Q. – À propos de l’emploi, le Livre blanc de 1993, conçu par Jacques Delors n’avait guère été suivi d’effets. En ira-t-il autrement le 21 novembre, au Sommet spécial de Luxembourg, que la France a demandé ?
R. – Nous attendons des résultats concrets. Mais ne nous y trompons pas : il ne s’agit pas de bercer l’opinion d’illusions. Ce que nous souhaitons c’est ouvrir un processus pour mettre davantage l’Europe au service de la croissance et de l’emploi. Je crois que c’est possible parce qu’il y a eu plusieurs changements au cours de ces dernières années. D’abord, la convergence des économies provoque une certaine mise en phase des conjonctures. Ensuite, le passage à la monnaie unique a suscité une prise de conscience de la nécessité d’une coordination des politiques économiques. Enfin il y a en Europe, avec l’arrivée du « New Labour » au Royaume-Uni et des socialistes en France, une nouvelle donne politique.
Q. – Quelles sont vos divergences avec les travaillistes britanniques ?

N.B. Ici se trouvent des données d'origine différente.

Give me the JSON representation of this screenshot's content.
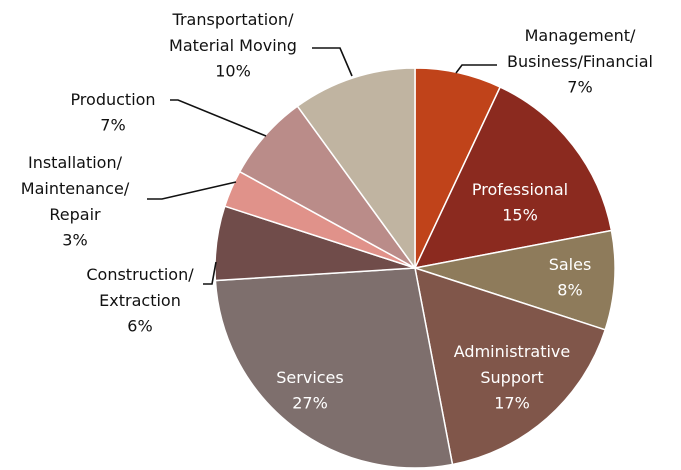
{
  "chart_data": {
    "type": "pie",
    "categories": [
      "Management/\nBusiness/Financial",
      "Professional",
      "Sales",
      "Administrative\nSupport",
      "Services",
      "Construction/\nExtraction",
      "Installation/\nMaintenance/\nRepair",
      "Production",
      "Transportation/\nMaterial Moving"
    ],
    "values": [
      7,
      15,
      8,
      17,
      27,
      6,
      3,
      7,
      10
    ],
    "value_labels": [
      "7%",
      "15%",
      "8%",
      "17%",
      "27%",
      "6%",
      "3%",
      "7%",
      "10%"
    ],
    "colors": [
      "#c0431a",
      "#8b2a1f",
      "#8e7b5b",
      "#80564a",
      "#7e6f6d",
      "#704c4a",
      "#e0928a",
      "#ba8c89",
      "#c0b4a1"
    ]
  }
}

R. – Sur certaines questions importantes, comme l’emploi, les approches peuvent être différentes. Mais je ne crois pas à cette caricature, qui est devenu un lieu commun en France, qui oppose les novateurs britanniques aux Français archaïques. Tony Blair a lancé un programme pour 1’emploi des jeunes financé par un impôt levé sur les bénéfices des entreprises publiques récemment privatisées Le fait majeur reste que les conservateurs ont été battus de part et d’autre de la Manche. Voilà le choix des électeurs. Ils semblent, c’est le moins que l’on puisse dire, ne pas le regretter.
Q. – Tony Blair semble devoir durer, au moment où l’Allemagne paraît un peu en retrait sur divers dossier européens. Vers une Europe, à l’anglaise ? Et quel est le rôle de la France dans cette nouvelle donne ?
R. – L’Europe c’est d’abord quinze partenaires. Des coopérations existent entre tous. Votre première question concernait une initiative franco-italo-belge. Aucune configuration n’est interdite. Le gouvernement de Tony Blair est présent dans les débats européens plus qu’aucun autre de ses prédécesseurs. Et je m’en réjouis. La Grande-Bretagne et la France ont, sur des points importants, des sensibilités proches. Pour autant, je continue de penser que la construction européenne repose sur l’entente franco-allemande. Cette entente n’est pas une donnée, c’est précisément parce qu’elle est une construction de la volonté politique, un dépassement des différences entre l’Allemagne et la France qu’elle est efficace et qu’elle peut avoir un effet d’entraînement.
Quant à la France, j’ai envie de dire, tout simplement, qu’elle reste au cœur de l’Europe, avec détermination et optimisme.